Ally and Obstacle: Pakistan's Role in the War on Terror

ByABC News
September 7, 2006, 7:45 AM

ISLAMABAD, Pakistan, Sept. 7, 2006 — -- In the five years since Sept. 11, 2001, Pakistan has become simultaneously America's most important ally in the global war on terror and the greatest obstacle to winning it.

Sometimes it's hard to come to grips with that inherent contradiction.

Pakistani intelligence agents were crucial last month in uncovering what appears to be the most ambitious al Qaeda plot since 9/11.

Yet their work revealed an embarrassing truth: The plan to bring down trans-Atlantic airliners was being coordinated by Pakistanis in the southern Punjabi heartland.

Five years after 9/11, Pakistan still has four times as many troops in its volatile tribal belt than America has soldiers in Afghanistan, and it's suffered more than twice as many casualties.

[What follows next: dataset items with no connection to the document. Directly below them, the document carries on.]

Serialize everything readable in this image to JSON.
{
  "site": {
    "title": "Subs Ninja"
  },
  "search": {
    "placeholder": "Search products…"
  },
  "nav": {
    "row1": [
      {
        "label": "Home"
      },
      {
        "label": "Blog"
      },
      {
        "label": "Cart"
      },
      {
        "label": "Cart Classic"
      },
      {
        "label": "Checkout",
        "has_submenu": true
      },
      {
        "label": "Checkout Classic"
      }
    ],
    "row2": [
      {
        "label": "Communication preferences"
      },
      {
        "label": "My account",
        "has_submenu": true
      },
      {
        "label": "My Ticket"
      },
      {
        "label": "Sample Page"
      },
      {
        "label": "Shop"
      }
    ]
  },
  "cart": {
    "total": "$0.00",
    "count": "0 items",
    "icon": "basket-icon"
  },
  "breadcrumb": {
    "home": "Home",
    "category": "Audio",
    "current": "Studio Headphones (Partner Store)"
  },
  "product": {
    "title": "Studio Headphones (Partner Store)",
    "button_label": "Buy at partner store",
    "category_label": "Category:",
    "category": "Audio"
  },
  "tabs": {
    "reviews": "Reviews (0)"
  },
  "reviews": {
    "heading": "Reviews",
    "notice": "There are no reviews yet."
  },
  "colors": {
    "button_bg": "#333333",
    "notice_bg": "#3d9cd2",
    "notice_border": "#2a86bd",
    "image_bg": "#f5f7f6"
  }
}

Yet the buffer zone that stretches along the country's wild, craggy border with Afghanistan remains the closest thing al Qaeda and the Taliban have to a sanctuary these days.

It's not just a launching pad for cross-border attacks that kill U.S. and NATO troops, intelligence officials says.

It's not simply a safe haven for their fugitive leaders. It remains, they say, a vital planning and propaganda center: the crucible of their global jihad.

Five years after 9/11, senior U.S. officials say denying them this sanctuary is the single most important military task ahead.

U.S. troops and their allies, however, are still banned from operating on Pakistani soil.

These days, the tribal belt is becoming too hot even for Pakistani troops.

After months of heavy casualties along the border, Pakistan's military has sealed what officials call a "peace deal" with the militants.

To many, the deal sounds more like a retreat.

According to the deal, the military will pull back from check posts, hand over captured militants, and even pay retribution for properties it destroyed during the fighting.

"Is this the birth of Talibanistan?" an Islamabad diplomat asked.

Five years after 9/11, Pakistan remains the country where the most al Qaeda leaders have been caught: from 9/11 mastermind Khalid Sheikh Mohammed to theoretician Setmarian Nasar.

Foreign intelligence agents believe the top terrorist leadership remains here, but faces major obstacles to communicating and moving about.

As President Pervez Musharraf put it, "We have broken their command and control structure."